Le nom de Benoît Bourdeau passe inaperçu auprès de la population québécoise. Père d’un jeune homme de 19 ans et facteur à ses débuts dans Limoilou et maintenant à Duberger, il mène une vie rangée. Pour son nom d’artiste, D-Natural, c’est une autre histoire. Ce nom fait partie du folklore pour ceux qui ont vécu leur adolescence entre les années 1995 à 2003 dans la région de Québec. D-Natural a attiré son lot d’applaudissements, de sourires et d’insultes. Portrait de ce facteur-rappeur qui a marqué le début de la scène rap québécoise.
«Il y a rarement une journée qui se passe sans que quelqu’un ne me reconnaisse. Ça fait 15 ans que je n’ai rien fait et les gens adorent encore m’en parler», déclare tout sourire l’homme dont les tempes grises trahissent le fait que quelques années se sont écoulées depuis son premier succès en 1995.
«J’avais envoyé une cassette dans le temps pour Démo-Clip à MusiquePlus et j’avais été retenu. Lors du tournage de la chanson D-Natural est mon nom, les circonstances ont voulu que ça s’est fait à Hull. Comme je ne voulais pas montrer que je n’étais pas à Québec, j’ai choisi une cour à scrap comme décor et c’est la raison derrière l’endroit du vidéoclip. C’est étrange, car c’est l’une des explications pourquoi le clip a eu autant de succès», avoue candidement celui qui est un grand amateur de dek hockey dans ses temps libres.
Le succès instantané du vidéoclip l’amène à faire d’autres chansons qui n’ont pas eu autant la cote que son premier succès. Une carrière éphémère qui semble s’éteindre à petit feu comme c’est bien souvent le cas pour de nombreux artistes. En 1998, il entame sa carrière de facteur chez Poste Canada et tout porte à croire que la fin de la carrière du chanteur est proche.
Une grosse année
Contre toute attente, c’est en 2003 que D-Natural revient au sommet avec la plus grosse année de sa carrière. D-Natural is back devient un succès instantané. «C’était plus gros qu’en 1995, j’avais de la misère à faire ma run de facteur.
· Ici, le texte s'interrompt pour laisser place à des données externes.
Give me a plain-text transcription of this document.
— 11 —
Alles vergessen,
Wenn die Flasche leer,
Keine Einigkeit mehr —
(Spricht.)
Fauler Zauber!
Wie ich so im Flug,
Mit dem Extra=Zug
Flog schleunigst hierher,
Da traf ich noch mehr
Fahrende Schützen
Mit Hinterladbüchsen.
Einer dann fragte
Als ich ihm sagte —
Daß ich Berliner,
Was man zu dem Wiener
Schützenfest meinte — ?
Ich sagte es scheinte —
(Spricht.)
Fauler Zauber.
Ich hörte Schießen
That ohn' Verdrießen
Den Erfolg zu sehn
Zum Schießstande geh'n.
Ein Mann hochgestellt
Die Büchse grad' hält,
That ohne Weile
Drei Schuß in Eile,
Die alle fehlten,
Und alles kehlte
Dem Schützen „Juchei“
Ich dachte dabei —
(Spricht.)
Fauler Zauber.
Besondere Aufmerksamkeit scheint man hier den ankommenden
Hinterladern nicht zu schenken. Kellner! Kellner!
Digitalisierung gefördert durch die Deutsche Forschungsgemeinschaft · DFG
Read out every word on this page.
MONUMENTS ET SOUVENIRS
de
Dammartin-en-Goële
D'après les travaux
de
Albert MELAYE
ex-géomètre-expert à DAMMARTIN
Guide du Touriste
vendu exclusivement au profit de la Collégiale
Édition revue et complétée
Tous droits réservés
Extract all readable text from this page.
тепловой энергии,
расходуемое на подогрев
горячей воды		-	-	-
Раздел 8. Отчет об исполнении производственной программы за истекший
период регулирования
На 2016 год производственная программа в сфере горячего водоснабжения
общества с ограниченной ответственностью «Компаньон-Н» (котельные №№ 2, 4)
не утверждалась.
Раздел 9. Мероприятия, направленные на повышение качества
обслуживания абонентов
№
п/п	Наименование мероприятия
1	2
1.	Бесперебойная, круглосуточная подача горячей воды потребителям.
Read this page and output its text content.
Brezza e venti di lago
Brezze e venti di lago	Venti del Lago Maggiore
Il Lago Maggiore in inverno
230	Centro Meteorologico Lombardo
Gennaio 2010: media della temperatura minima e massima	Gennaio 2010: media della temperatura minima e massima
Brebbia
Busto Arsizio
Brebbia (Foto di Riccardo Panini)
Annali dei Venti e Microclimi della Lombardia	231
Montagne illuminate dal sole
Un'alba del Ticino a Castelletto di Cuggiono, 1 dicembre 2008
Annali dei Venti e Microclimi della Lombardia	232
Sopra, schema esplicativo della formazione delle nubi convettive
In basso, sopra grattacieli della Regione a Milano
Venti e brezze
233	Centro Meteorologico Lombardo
Nous étions pendant sept semaines au sommet du top franco de Musique Plus. Je me faisais arrêter à tous les coins de rue, c’était malade!»
La réponse intense du public est ressentie dans la vente de produits dérivés, mais l’album Ezback est un échec. «On a eu un problème de distribution alors que le disque n’était pas trouvable au plus fort du buzz. Quand il est devenu disponible, la folie était terminée.»
Cependant, tout n’est pas rose alors que le chanteur reçoit plusieurs menaces de mort. La police a un abonnement permanent en face de sa résidence. «C’est la partie vraiment plate de tout ça, j’ai toujours fait ça en ayant comme but de divertir les gens et je ne me suis jamais pris au sérieux. Quand, après tes spectacles, y’a du monde qui t’attendent et qui veulent se battre avec toi. C’est moins l’fun! Je me souviens d’un spectacle au Vans Warp tour à Montréal en 2003, j’étais incapable de rapper parce qu’il fallait que j’évite tous les objets lancés vers moi, c’était vraiment dangereux. Cet aspect m’a fait délaisser la vie publique», reconnaît l’un des premiers rappeurs de Québec.
Malgré tout ça, il assure qu’il n’a aucun regret d’avoir campé le personnage polarisant.
Un dernier retour
Après 15 ans de silence, l’homme originaire de Limoilou croît qu’il est prêt pour un dernier tour de piste. «Je suis beaucoup plus mature maintenant. Je suis prêt mentalement à répondre à mes détracteurs. Je suis conscient que ça peut être difficile avec les médias sociaux, mais à bien des égards je crois que D-Natural n’est pas tuable. Je pense que quelques nouvelles chansons avec un mélange d’anciens succès seront la recette magique à suivre. Je sens qu’il y a encore beaucoup de nostalgie pour mon personnage!»
Pour ce faire, l’artiste a reçu des offres de collaboration, mais il préfère ne pas s’aventurer encore. «J’ai besoin d’avoir confiance dans mon entourage, je ne ferai pas un retour à n’importe quel prix. Je pense que les conditions gagnantes vont bientôt être réunies pour le retour du grand D-Natural!»
En attendant cette fameuse renaissance, vous trouverez Benoît Bourdeau sur les terrains de dek hockey de la région de Québec. «Quand j’entends l’autre équipe dire qu’il faut surveiller D-Natural, je pars à rire», termine celui qui n’a jamais eu peur de l’autodérision et c’est parfait comme ça!